Code is law is often frowned upon by many. I think it’s because it is often used as an excuse to not do something which otherwise would have been sensible, or as an excuse to being allowed to do something which clearly wasn’t the intent of the developer. But as with many things, it’s a double edged sword.
As observed recently, compound.finance’s COMP bug, deployed as part of a contract upgrade through their normal DAO process, allowed people to obtain more COMP tokens than they otherwise should have been allowed to do. And due to their DAO process, they can’t fix this before 7 days later, which is more than enough time for people to exploit the bug and drain all the tokens.

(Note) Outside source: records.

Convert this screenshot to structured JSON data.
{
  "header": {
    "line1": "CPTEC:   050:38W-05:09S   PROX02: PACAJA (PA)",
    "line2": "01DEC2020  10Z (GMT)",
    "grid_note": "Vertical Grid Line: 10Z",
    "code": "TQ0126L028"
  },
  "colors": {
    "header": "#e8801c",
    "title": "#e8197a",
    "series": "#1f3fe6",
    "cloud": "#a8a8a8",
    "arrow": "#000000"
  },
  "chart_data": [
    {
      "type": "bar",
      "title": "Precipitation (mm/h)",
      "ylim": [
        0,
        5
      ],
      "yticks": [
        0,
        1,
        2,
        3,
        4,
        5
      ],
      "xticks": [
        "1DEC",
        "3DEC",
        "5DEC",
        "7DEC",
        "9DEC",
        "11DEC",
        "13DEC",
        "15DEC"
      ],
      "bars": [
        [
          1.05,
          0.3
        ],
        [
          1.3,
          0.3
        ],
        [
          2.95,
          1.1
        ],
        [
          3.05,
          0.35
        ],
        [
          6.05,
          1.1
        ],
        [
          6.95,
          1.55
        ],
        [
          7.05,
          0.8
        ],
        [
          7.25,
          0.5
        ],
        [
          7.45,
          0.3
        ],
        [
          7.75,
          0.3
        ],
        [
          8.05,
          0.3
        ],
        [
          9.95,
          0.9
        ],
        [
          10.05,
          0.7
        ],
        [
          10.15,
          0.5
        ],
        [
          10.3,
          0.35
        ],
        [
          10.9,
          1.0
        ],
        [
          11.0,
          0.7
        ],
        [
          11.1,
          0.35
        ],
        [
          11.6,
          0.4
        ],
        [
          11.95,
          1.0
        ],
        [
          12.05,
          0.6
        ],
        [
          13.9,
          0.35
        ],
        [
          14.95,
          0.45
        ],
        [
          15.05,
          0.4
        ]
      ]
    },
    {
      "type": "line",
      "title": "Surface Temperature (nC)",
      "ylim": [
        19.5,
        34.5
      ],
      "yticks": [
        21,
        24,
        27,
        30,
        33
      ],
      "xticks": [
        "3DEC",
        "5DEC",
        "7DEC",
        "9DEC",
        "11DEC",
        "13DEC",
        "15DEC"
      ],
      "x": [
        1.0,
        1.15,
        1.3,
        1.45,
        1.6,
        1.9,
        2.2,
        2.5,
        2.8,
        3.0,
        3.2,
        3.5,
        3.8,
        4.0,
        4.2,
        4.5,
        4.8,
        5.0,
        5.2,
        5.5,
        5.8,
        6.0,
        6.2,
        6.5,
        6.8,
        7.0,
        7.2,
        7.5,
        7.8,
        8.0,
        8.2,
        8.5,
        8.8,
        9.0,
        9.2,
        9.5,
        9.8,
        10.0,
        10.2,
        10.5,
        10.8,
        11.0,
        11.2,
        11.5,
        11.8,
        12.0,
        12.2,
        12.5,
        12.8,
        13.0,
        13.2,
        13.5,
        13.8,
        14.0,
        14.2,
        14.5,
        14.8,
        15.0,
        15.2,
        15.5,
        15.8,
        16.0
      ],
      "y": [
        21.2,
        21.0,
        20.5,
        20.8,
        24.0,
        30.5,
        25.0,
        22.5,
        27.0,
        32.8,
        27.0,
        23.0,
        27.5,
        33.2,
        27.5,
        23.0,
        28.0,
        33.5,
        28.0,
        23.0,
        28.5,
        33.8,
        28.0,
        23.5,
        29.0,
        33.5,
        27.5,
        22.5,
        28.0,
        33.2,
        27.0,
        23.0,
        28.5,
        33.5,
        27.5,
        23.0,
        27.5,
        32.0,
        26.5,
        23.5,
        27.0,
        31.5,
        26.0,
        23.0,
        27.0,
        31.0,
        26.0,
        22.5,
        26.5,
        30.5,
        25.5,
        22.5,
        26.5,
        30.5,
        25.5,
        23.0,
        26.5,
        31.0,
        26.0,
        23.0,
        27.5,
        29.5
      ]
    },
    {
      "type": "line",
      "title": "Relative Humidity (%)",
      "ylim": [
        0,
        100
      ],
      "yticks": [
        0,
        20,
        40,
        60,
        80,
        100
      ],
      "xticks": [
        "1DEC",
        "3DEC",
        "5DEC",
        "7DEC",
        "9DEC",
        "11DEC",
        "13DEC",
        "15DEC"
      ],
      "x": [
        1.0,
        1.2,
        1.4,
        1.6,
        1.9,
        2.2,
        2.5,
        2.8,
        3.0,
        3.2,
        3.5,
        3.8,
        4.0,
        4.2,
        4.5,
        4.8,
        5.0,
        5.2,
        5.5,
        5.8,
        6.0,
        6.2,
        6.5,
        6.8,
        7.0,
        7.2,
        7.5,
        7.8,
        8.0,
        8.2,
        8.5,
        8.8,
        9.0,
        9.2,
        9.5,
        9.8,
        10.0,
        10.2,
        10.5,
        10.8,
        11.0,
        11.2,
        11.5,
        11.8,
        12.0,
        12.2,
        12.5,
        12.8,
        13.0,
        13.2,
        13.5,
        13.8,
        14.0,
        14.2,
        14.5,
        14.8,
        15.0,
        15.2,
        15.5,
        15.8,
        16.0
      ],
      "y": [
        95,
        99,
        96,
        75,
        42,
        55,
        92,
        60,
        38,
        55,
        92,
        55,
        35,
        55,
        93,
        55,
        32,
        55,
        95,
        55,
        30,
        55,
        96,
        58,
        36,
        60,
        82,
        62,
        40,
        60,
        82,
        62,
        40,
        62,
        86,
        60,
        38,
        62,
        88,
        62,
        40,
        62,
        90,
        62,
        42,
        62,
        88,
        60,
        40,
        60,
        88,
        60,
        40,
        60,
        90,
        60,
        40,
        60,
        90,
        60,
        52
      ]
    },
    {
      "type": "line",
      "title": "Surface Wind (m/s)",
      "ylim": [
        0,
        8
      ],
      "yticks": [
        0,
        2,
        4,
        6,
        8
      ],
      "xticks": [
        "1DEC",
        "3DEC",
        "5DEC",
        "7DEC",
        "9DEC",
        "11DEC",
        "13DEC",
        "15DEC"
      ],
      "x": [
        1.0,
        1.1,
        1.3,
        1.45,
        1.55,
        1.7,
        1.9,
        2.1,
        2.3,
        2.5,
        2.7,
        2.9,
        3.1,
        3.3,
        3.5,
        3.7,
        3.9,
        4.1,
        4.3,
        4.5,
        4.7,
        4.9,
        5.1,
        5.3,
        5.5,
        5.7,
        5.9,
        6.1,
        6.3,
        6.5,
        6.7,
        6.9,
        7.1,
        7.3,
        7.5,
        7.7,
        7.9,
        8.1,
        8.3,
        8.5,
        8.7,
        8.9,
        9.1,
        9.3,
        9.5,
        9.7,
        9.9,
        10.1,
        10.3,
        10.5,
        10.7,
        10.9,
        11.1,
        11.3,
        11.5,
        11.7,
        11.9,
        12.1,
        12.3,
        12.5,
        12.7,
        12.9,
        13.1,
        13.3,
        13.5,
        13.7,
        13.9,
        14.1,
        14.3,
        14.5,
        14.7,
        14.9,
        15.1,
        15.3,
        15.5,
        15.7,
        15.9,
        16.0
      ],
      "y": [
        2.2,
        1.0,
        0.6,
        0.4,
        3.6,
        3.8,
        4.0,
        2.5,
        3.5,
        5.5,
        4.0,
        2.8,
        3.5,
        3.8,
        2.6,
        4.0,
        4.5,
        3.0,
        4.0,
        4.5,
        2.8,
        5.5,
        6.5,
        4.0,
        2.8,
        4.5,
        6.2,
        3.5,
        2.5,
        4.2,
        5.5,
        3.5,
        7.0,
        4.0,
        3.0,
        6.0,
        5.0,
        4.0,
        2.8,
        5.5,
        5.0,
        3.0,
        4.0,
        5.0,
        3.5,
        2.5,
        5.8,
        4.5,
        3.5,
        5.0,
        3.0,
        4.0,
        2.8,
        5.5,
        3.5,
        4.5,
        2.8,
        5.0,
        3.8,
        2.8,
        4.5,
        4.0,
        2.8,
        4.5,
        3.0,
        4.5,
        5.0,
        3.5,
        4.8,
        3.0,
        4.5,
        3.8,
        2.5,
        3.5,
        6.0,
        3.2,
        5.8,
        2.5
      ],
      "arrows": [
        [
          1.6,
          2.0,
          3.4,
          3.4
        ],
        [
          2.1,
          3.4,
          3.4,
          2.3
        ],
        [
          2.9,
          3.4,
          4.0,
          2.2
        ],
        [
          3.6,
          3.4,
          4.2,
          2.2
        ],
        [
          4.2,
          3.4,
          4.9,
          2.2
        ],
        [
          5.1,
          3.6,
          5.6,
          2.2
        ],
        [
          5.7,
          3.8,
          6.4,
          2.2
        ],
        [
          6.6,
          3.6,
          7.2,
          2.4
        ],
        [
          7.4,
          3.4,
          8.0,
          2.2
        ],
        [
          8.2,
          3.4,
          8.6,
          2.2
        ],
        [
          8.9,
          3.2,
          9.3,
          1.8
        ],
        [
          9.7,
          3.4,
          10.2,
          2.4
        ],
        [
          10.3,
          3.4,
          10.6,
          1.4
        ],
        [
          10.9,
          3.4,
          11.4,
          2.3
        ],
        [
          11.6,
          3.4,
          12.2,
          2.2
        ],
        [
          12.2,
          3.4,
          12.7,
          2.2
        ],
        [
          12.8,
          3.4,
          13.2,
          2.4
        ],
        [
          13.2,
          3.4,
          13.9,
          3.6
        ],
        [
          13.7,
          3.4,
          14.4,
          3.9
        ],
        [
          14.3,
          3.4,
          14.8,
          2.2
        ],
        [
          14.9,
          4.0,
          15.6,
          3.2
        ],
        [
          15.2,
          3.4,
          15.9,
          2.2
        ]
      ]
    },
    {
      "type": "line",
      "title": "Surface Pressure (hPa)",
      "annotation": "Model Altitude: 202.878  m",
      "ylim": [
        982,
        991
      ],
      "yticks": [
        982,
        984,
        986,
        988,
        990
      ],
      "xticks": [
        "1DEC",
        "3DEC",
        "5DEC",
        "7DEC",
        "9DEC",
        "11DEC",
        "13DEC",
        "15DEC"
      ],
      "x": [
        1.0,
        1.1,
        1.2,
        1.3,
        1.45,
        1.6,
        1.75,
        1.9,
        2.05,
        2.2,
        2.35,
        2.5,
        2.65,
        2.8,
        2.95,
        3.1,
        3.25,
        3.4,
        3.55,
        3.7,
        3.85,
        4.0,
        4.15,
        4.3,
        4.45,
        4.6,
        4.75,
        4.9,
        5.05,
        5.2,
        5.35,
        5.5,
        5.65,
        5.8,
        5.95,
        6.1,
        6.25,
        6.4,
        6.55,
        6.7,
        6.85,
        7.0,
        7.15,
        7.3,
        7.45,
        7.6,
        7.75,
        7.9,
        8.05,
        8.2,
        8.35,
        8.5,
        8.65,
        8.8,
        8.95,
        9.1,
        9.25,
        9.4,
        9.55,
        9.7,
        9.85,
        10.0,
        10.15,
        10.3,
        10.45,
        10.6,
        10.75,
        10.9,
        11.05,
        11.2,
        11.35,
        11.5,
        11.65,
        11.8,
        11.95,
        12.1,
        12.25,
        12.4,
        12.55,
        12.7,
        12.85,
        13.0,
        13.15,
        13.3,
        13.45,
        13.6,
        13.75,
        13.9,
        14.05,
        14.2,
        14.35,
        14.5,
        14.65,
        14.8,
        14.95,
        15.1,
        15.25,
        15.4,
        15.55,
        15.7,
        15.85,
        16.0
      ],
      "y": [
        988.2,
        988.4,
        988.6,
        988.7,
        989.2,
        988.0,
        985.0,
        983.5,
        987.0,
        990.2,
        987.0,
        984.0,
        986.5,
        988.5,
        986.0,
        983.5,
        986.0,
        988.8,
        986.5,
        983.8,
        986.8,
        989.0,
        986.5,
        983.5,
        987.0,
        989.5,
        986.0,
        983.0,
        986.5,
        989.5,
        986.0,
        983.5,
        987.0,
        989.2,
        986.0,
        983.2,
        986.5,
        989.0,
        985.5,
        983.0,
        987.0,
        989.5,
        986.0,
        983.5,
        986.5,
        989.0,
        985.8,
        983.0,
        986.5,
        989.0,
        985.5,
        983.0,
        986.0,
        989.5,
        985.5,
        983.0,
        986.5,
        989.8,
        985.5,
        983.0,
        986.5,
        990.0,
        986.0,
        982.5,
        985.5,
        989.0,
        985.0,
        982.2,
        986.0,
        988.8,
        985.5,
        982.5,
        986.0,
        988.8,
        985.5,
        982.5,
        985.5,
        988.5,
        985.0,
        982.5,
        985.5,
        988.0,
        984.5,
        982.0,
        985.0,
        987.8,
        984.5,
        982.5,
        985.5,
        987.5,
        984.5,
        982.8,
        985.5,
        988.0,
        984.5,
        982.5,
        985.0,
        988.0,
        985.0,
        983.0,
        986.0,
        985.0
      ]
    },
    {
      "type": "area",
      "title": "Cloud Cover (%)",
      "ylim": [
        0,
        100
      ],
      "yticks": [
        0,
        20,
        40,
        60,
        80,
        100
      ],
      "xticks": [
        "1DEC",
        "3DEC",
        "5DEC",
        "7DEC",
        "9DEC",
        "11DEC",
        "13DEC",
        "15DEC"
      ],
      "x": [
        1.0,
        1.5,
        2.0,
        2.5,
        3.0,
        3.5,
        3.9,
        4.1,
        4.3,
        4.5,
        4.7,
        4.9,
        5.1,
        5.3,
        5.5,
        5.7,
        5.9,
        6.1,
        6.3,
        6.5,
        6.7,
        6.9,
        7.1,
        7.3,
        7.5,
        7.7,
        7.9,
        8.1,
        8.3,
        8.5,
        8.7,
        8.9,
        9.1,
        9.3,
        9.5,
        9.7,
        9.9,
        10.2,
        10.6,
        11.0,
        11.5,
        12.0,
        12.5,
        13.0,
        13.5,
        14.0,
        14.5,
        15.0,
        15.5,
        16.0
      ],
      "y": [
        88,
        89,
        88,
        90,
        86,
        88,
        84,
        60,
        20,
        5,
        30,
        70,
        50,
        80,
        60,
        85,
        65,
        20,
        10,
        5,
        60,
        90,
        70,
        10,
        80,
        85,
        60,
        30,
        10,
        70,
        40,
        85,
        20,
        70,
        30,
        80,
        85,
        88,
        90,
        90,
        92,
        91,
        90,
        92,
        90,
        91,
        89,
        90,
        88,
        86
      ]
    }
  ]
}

What’s at fault here? Clearly bugs can happen, anyone involved with software development will know this. So in a normal production setup, you have a run book that also allow you to quickly fix the issue. Maybe “code is law” isn’t the problem here, but rather poor risk management?
Because without “code is law”, there could not have been any compound.finance to begin with. That’s the other side of the coin.
What needs to happen is we need to stop trying to build smart contract systems like we build normal software. While it is possible to upgrade smart contracts, through the use of proxy contracts and other methods, it doesn’t mean it’s a good idea. Because as talked about elsewhere on this site, any upgrade mechanism is a door to more centralization. It’s an unmitigated risk. It’s an opportunity for a power grab. It’s a way towards failure.
Keep smart contracts as simple as possible. Spend time up front on locking in their feature set, testing it fully. Then leave the code alone. You want to upgrade? Deploy a new contract and let people migrate their liquidity as and when they are ready. That’s the proper decentralized approach. That’s the proper “code is law” way.